ZURICH • Swiss voters probably dismissed a radical proposal to overturn one of the financial system's core tenets. The so-called sovereign money initiative, or "Vollgeld", would have ended the system of fractional reserve banking that's been around for centuries by allowing only the Swiss National Bank to "create" money.
But the initiative is set for rejection, according to an early projection from Swiss television SRF. Official results of the plebiscite were due later yesterday.
While polls had suggested "no" was likely, the fact supporters were able to muster the 100,000 signatures necessary to put it on the ballot is testament to the ongoing distaste about the financial industry still palpable a decade after the financial crisis.
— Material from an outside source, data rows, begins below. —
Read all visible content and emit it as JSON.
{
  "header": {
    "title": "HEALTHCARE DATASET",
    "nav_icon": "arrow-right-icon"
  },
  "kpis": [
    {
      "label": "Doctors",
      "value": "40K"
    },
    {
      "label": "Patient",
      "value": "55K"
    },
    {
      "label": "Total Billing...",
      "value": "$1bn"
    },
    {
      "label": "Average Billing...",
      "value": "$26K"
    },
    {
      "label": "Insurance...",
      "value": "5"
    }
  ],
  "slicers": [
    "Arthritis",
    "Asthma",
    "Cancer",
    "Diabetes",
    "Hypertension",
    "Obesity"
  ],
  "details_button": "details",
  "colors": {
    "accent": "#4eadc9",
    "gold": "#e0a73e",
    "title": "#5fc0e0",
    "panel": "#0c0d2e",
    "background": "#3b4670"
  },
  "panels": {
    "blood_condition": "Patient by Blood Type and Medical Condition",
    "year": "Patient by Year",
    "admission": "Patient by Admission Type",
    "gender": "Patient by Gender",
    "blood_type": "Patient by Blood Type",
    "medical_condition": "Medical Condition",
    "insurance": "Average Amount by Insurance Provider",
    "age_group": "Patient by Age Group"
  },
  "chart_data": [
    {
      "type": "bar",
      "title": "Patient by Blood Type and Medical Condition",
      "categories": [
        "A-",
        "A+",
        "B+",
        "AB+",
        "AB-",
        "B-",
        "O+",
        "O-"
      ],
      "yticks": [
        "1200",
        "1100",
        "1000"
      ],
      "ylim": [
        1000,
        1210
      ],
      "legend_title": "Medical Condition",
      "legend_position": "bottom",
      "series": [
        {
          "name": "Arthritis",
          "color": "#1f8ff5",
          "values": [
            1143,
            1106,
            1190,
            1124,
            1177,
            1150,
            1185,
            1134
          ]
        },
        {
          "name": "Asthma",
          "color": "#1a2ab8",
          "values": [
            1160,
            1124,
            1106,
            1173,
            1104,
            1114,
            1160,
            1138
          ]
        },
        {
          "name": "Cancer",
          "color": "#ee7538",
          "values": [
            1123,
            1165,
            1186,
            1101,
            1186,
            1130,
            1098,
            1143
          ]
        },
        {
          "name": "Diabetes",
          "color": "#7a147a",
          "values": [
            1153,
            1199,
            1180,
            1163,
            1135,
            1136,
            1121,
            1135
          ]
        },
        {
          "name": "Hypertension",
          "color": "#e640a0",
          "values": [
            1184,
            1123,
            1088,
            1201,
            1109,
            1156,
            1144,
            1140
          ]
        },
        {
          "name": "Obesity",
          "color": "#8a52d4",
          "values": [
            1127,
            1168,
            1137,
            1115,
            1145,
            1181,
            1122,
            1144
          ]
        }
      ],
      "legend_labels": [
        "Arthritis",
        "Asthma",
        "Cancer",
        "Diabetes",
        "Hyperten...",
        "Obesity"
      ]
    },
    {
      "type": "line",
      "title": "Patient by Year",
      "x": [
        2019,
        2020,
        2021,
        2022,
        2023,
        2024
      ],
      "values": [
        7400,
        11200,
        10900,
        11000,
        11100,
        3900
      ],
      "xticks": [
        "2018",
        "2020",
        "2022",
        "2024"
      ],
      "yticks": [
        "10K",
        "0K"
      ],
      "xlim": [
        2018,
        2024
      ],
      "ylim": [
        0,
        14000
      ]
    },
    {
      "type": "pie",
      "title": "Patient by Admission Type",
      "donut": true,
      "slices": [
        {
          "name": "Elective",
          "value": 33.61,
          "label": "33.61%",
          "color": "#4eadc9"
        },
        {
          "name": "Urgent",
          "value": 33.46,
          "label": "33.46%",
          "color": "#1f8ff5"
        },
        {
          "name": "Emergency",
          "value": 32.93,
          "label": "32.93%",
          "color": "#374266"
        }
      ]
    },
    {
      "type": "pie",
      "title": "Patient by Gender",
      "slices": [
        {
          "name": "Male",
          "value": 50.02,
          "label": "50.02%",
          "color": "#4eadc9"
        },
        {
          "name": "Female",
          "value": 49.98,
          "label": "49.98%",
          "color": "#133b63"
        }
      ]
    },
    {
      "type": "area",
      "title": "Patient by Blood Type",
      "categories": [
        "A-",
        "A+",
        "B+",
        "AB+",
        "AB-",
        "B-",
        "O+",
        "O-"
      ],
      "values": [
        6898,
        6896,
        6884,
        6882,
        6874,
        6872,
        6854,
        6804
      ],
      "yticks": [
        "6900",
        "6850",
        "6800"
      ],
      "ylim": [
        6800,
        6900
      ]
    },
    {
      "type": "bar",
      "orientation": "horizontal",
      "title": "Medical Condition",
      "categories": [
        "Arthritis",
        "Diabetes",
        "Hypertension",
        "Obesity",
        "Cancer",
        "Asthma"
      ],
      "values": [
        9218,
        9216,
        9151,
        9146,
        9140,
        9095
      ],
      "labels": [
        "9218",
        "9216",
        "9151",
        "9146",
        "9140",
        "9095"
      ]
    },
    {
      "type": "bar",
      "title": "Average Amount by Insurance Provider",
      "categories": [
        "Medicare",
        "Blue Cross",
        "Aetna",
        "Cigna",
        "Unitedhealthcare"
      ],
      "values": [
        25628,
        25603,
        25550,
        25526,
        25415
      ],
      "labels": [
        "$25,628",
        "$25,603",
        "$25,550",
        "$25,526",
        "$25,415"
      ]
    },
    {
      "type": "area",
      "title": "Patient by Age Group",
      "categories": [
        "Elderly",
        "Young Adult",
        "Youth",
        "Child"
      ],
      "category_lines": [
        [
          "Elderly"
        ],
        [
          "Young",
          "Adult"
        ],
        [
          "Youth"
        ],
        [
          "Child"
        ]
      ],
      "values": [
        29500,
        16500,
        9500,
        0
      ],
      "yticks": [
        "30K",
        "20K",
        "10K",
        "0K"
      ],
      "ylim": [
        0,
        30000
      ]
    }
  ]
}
While that was sparked by the collapse of Lehman Brothers, Switzerland did not escape, and was forced in 2008 to bail out UBS, its biggest bank. Proponents of Vollgeld argue that by putting the central bank solely in charge of steering the amount of money in the economy, there would be more safeguards to prevent the kind of asset price bubbles that caused the 2008 financial crisis.
While the movement has gained the most prominence in Switzerland, thanks to its system of direct democracy, it has also found favour in other countries, such as Germany and the UK.
Yet critics, notably the Swiss government and the SNB, campaigned against the plan, saying it could cripple the economy and politicise monetary policy. "This is basically trying to do away with one of the major types of instruments that we've seen in banking for hundreds of years," said Professor Martin Brown from the University of St Gallen.
Were the measure to pass, banks would have to adjust their business models and "look for funding from other sources", he said.
Plebiscites and referendums are a key feature of Switzerland's tradition of direct democracy, with votes on a wide variety of topics ranging from licence fees for the public broadcaster to immigration quotas and even public defenders for mistreated animals taking place several times a year.